Methods: This is a retrospective study of prospectively collected data in a medical record linkage system including all adults diagnosed with NAFLD between 1996-2016 by clinical, biochemical and radiological criteria in Olmsted County, Minnesota and followed until 2019. Liver-related outcomes and death were ascertained and validated by individual medical record review. Time and risk of progression from NAFLD to cirrhosis to decompensation and death were assessed using multistate modeling.
Results: A total of 5123 NAFLD individuals (median age 52 years, 53% women) were followed for a median of 6.4 (range 1-23) years. The risk of progression was as follows: from NAFLD to cirrhosis: 3% in 15 years; compensated cirrhosis to first decompensation: 33% in 4 years (8%/year); first decompensation to two or more: 47% in 2 years. Albumin, bilirubin, non-bleeding esophageal varices and diabetes were independent predictors of decompensation. Among the 575 deaths, 6% were liver-related. Therapeutic trials in compensated cirrhosis would require minimum enrollment criteria of 2,886 subjects followed over 2 years to detect at least 15% relative decrease in liver endpoints.
Conclusion: In this population-based cohort with 23 years of longitudinal follow-up, NAFLD was slowly progressive, with liver-related outcomes affecting only a small proportion of people. Reduction in liver related endpoints in clinical trials require large sample sizes and long follow-up.
Lay summary: For patients with compensated NASH cirrhosis, the time spent in this state and the risk of progression to decompensation are not well-known in the population.

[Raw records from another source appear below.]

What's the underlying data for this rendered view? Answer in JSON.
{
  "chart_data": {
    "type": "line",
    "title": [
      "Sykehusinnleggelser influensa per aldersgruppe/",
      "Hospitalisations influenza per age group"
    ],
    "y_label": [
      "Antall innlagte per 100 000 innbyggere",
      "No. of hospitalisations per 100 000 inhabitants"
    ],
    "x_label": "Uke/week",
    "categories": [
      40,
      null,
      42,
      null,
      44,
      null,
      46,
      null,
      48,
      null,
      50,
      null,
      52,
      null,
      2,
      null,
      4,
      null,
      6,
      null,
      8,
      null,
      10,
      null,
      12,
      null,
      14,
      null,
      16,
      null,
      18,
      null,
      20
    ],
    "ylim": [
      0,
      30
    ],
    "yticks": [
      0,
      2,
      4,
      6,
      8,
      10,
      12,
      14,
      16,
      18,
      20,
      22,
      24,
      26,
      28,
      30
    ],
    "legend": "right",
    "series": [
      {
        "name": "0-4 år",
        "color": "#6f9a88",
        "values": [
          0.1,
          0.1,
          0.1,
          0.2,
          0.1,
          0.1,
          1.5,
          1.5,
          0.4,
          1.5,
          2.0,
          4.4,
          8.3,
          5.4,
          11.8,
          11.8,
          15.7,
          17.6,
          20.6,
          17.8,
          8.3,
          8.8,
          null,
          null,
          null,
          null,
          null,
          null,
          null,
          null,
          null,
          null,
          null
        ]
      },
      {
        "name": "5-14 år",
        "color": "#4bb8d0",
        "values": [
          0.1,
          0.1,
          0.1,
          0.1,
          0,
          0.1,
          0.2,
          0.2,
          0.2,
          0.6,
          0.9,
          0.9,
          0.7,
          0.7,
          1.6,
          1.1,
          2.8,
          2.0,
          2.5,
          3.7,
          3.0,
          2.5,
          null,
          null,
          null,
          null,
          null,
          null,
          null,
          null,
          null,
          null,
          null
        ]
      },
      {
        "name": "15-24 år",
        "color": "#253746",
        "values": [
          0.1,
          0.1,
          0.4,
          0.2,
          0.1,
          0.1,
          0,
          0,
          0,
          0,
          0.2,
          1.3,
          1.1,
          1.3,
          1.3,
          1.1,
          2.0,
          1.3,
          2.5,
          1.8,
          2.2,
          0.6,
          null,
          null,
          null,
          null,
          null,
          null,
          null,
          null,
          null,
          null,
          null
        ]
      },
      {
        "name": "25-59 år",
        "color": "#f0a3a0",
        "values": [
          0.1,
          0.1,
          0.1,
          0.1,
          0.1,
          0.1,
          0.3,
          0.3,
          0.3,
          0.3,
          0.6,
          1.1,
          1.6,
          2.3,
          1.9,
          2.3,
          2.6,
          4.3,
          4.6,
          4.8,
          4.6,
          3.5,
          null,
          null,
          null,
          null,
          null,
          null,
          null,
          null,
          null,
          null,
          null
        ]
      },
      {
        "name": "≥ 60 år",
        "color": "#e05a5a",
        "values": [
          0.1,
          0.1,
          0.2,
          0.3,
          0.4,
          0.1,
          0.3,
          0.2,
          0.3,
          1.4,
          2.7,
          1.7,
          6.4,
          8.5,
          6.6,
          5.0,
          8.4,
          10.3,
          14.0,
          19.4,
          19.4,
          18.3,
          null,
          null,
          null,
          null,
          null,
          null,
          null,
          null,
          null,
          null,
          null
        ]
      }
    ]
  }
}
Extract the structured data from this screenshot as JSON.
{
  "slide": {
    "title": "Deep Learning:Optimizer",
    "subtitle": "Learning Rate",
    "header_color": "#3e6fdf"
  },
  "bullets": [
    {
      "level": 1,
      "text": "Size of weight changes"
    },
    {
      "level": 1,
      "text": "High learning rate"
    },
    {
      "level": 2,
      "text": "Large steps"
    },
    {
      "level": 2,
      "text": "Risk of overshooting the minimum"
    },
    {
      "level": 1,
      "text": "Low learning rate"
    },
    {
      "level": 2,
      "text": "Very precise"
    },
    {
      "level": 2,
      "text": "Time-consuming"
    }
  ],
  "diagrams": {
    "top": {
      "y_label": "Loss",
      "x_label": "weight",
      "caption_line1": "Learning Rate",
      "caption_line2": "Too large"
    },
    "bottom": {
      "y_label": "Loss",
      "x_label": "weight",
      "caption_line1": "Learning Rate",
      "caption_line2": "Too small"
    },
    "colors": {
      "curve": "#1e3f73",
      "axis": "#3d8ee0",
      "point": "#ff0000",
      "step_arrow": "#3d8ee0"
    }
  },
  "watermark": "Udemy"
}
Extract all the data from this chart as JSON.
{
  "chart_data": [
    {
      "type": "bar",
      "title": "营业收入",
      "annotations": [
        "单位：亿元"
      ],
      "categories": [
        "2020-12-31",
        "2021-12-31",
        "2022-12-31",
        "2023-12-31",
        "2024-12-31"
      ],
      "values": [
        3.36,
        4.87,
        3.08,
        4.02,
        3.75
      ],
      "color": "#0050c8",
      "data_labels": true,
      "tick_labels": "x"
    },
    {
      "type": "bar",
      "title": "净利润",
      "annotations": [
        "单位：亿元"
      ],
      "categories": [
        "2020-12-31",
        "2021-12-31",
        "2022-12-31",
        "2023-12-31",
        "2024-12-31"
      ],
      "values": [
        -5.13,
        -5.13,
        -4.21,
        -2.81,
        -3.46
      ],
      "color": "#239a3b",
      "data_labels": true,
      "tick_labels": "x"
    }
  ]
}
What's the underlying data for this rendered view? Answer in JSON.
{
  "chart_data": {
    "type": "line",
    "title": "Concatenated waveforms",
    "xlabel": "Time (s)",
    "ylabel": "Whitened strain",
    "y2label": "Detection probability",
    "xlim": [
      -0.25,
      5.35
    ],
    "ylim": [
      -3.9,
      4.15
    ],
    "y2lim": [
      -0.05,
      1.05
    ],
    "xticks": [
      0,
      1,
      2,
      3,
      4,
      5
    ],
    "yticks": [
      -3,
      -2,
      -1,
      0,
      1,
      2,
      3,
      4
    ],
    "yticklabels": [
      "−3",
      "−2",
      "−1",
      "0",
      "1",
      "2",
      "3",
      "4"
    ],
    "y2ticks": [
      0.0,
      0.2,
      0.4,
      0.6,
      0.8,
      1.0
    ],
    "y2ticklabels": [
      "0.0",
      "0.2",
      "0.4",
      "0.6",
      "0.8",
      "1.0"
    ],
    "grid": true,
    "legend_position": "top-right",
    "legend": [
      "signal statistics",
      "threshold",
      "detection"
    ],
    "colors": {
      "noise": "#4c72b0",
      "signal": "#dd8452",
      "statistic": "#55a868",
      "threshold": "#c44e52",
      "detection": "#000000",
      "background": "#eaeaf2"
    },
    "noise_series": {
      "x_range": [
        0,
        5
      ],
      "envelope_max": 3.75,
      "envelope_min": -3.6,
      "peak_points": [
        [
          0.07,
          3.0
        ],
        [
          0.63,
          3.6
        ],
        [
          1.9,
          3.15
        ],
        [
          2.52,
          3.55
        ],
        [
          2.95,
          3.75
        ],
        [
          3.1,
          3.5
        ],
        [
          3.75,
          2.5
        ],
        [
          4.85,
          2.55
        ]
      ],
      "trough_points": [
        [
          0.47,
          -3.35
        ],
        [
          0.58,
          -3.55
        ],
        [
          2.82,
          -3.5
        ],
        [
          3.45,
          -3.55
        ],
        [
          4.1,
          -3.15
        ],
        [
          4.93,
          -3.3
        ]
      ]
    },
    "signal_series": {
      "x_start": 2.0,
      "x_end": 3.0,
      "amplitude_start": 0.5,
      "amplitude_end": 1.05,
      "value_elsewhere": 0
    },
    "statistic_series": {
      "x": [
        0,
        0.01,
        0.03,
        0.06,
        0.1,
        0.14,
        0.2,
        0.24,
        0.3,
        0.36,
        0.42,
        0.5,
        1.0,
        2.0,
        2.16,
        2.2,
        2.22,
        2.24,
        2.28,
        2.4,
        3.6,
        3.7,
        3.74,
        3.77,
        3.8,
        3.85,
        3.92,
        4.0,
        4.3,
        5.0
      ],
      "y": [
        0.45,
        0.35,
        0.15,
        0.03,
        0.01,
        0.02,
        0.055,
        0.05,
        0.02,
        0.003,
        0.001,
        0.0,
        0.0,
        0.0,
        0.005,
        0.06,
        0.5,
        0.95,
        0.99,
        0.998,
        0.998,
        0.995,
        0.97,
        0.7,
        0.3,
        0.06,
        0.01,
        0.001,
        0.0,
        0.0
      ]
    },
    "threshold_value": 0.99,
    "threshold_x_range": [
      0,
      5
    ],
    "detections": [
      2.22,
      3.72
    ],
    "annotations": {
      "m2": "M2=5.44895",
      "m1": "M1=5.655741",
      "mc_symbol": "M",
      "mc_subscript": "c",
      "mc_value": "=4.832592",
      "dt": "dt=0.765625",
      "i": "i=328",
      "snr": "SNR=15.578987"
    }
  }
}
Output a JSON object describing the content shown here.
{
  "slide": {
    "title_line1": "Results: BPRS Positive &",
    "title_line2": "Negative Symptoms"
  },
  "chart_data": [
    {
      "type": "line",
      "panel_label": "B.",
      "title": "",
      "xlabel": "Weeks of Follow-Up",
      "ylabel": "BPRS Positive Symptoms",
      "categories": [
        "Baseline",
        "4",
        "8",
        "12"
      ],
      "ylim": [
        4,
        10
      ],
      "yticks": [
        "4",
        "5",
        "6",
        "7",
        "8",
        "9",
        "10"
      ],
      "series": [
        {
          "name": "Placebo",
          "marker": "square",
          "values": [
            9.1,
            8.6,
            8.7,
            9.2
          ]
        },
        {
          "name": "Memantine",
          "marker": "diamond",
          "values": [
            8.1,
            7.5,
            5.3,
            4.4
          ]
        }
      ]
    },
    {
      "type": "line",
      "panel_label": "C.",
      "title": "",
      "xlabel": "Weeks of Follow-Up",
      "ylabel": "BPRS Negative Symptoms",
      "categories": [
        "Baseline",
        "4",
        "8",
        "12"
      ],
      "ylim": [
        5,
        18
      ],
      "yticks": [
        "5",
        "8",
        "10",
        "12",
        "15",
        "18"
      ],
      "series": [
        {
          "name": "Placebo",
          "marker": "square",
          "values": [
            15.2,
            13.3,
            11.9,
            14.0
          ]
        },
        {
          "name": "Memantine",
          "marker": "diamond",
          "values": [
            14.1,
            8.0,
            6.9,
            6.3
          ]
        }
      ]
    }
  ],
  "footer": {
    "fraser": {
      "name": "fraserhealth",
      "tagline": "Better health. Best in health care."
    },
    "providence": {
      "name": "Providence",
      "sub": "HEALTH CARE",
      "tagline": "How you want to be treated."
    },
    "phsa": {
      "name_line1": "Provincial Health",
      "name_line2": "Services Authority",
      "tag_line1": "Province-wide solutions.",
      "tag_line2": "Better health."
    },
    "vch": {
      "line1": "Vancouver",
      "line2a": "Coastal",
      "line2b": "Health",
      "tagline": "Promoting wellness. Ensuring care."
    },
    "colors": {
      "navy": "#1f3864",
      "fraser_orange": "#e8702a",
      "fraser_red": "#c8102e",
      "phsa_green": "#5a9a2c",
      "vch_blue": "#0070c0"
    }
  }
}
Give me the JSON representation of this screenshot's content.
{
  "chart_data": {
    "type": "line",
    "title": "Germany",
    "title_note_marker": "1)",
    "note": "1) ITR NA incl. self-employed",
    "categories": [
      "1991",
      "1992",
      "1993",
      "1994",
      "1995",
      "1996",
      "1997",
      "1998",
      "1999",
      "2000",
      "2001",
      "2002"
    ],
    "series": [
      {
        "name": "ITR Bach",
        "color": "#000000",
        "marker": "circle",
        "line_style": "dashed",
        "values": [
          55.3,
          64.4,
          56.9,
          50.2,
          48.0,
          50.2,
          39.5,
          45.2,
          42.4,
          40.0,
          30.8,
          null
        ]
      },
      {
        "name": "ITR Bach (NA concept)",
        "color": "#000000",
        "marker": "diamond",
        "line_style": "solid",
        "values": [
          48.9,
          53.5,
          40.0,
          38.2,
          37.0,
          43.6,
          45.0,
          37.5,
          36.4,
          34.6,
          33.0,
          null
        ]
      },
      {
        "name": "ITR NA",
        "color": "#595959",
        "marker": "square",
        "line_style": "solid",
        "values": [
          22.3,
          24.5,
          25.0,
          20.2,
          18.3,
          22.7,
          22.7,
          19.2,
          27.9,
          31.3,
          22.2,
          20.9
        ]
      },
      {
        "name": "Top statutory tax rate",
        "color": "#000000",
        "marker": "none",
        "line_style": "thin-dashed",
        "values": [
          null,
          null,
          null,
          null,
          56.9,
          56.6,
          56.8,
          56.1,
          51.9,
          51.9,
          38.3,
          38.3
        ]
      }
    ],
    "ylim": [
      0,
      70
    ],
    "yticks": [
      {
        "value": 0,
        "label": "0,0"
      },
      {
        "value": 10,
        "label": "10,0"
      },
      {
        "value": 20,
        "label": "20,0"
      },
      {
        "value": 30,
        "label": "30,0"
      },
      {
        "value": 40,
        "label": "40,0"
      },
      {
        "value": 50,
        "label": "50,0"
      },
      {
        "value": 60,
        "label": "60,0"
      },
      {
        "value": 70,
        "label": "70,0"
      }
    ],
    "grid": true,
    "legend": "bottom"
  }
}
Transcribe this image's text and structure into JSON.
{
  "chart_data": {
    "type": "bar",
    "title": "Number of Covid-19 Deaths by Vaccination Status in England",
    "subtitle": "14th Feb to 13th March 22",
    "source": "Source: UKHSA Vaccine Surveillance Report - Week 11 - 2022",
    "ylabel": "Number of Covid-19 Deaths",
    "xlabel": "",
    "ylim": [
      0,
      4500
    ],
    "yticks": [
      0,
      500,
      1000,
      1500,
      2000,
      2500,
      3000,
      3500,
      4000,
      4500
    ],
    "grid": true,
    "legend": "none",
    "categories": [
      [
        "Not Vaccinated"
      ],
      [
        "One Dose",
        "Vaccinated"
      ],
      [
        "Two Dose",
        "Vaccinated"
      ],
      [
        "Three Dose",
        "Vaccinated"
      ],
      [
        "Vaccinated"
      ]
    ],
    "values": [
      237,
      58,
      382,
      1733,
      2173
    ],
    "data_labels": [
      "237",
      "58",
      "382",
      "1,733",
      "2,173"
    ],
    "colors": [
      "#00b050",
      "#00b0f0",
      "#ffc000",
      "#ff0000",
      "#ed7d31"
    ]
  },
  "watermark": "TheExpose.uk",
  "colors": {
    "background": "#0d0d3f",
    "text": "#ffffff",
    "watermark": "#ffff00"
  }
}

We examined the clinical course of a large population-based cohort over 23 years of follow-up. We identified that adults with compensated cirrhosis spend a mean time of 4 years in this state and have a 10% per year risk of progression to cirrhosis or death. The risk is three-fold higher in adults with cirrhosis and one decompensation. These results are reflective of placebo arm risks in drug clinical trials and are essential in the estimation of adequate sample sizes.